Jan 30, 2015
Orchids in interiors
Orchids are beautiful, architectural plants that I love to use in interiors. They are easy to care for and readily available. You don't need a greenhouse or a green thumb. You can find them at stores like Home Depot, Trader Joe's, and even Costco. While there are about 30,000 different species, I have found that the three most popular and readily available orchids are cymbidium, Phalenopsis, and dendrobium.
Over the years, I have found that there are three main things that keep orchids growing a long time, and make them easy to care for:
One. Do not over water. Orchids do not like "wet feet". I water mine with a narrow bottle – I actually use plastic seltzer bottles – and use about 1 cup of water no more than twice a month for a 6 inch plant. The bottle allows me to so control where the water goes and I tend to have less water running down the leaves and onto my furniture that way. One time I use liquid fertilizer and once without. It's good to use clear water periodically to rinse the roots of extra salts. I allow the roots to drain thoroughly whether I remove them from the decorative cachepots - and replace them when the soil has dripped dry - or even if you leave them in the single ceramic pot or basket. Sometimes, I make it easy by propping the original container up in a larger one, and then filling in with polished stones or Moss. If your house is particularly dry, you can lightly mist your orchids in the morning, but be sure the leaves dry by nightfall. Too much water will cause your orchid to rot.
Two. Give them the right light. Mine thrive in my south facing windows, and the blooms last for a very long time, and then rebloom about once a year. Generally, they also like good air circulation, so in the summer I open my windows in the plants do better. I turn my orchids every couple of weeks, so that the plant gets even light all around.
Three. Use the right potting soil. Orchid roots need room to grow and like air circulation. If you get an orchid in a sphagnum Moss mix – which is good – loosen it up before you plant them in your container. Orchid mix can be purchased at any nursery or big hardware store, and is only about five dollars. You can make your own with Moss, Perlite, and bark, but be sure the soil is loosely packed and changed if it gets too wet. Generally, orchids come in little plastic pots with slits in the side. That's great for about a year. You can buy ceramic orchid pots that already have openings in the side to aerate the roots, or select any pops, container, or basket of your choice. I do repot about every other year. It seems that the soil needs a bit of refreshing and the size of the pot needs to increase so the roots can grow and the plant can thrive. The best time to replant, and only increase the size about 2 inches, is when the Bloom has died.
I love putting orchids in cachepots and containers and using them in the bath, on my dining table, and in my living room on end tables. I tend to swap orchids from place to place so they get different light throughout the year. While they do better outdoors, I use Cymbidium indoors from April through September and then put them out in the garden in spring and summer.

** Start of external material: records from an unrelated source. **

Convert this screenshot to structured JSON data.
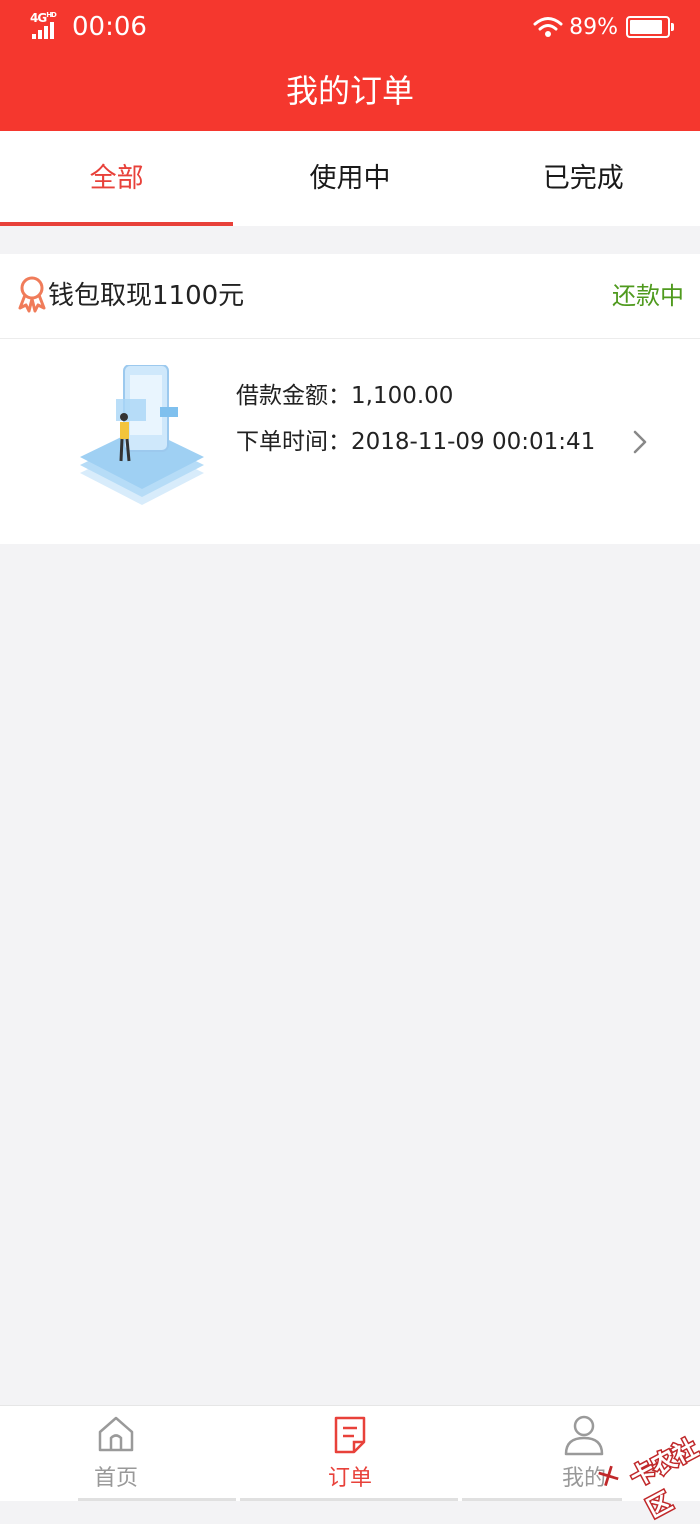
{
  "status_bar": {
    "network": "4G",
    "network_sup": "HD",
    "time": "00:06",
    "battery_text": "89%",
    "battery_level": 0.89
  },
  "header": {
    "title": "我的订单"
  },
  "tabs": [
    {
      "label": "全部",
      "active": true
    },
    {
      "label": "使用中",
      "active": false
    },
    {
      "label": "已完成",
      "active": false
    }
  ],
  "order": {
    "title": "钱包取现1100元",
    "status": "还款中",
    "amount_label": "借款金额：",
    "amount": "1,100.00",
    "time_label": "下单时间：",
    "time": "2018-11-09 00:01:41"
  },
  "bottom_nav": [
    {
      "label": "首页",
      "icon": "home-icon",
      "active": false
    },
    {
      "label": "订单",
      "icon": "order-icon",
      "active": true
    },
    {
      "label": "我的",
      "icon": "profile-icon",
      "active": false
    }
  ],
  "watermark": {
    "text": "卡农社区"
  },
  "colors": {
    "primary": "#f5372e",
    "tab_active": "#e8413a",
    "status_green": "#4f9a1e",
    "background": "#f3f3f5"
  }
}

They seem to grow well in the east facing raised planter, and then I separate some of the plant and bring them back indoors from September to February. I have some beautiful oval and round pots so use them on my dining table and in my bedroom as a beautiful winter display. I often mix orchids in the same container, and then swap the wooden bamboo stake that comes with the orchid for a twig or branch. I don't really love the plastic clips that usually come with them, so sometimes I tie the orchid Bloom to the branch with raffia. Lately, Trader Joe's has been providing plants with a very minimal green wire that works well to hold multiple blooms in one pot.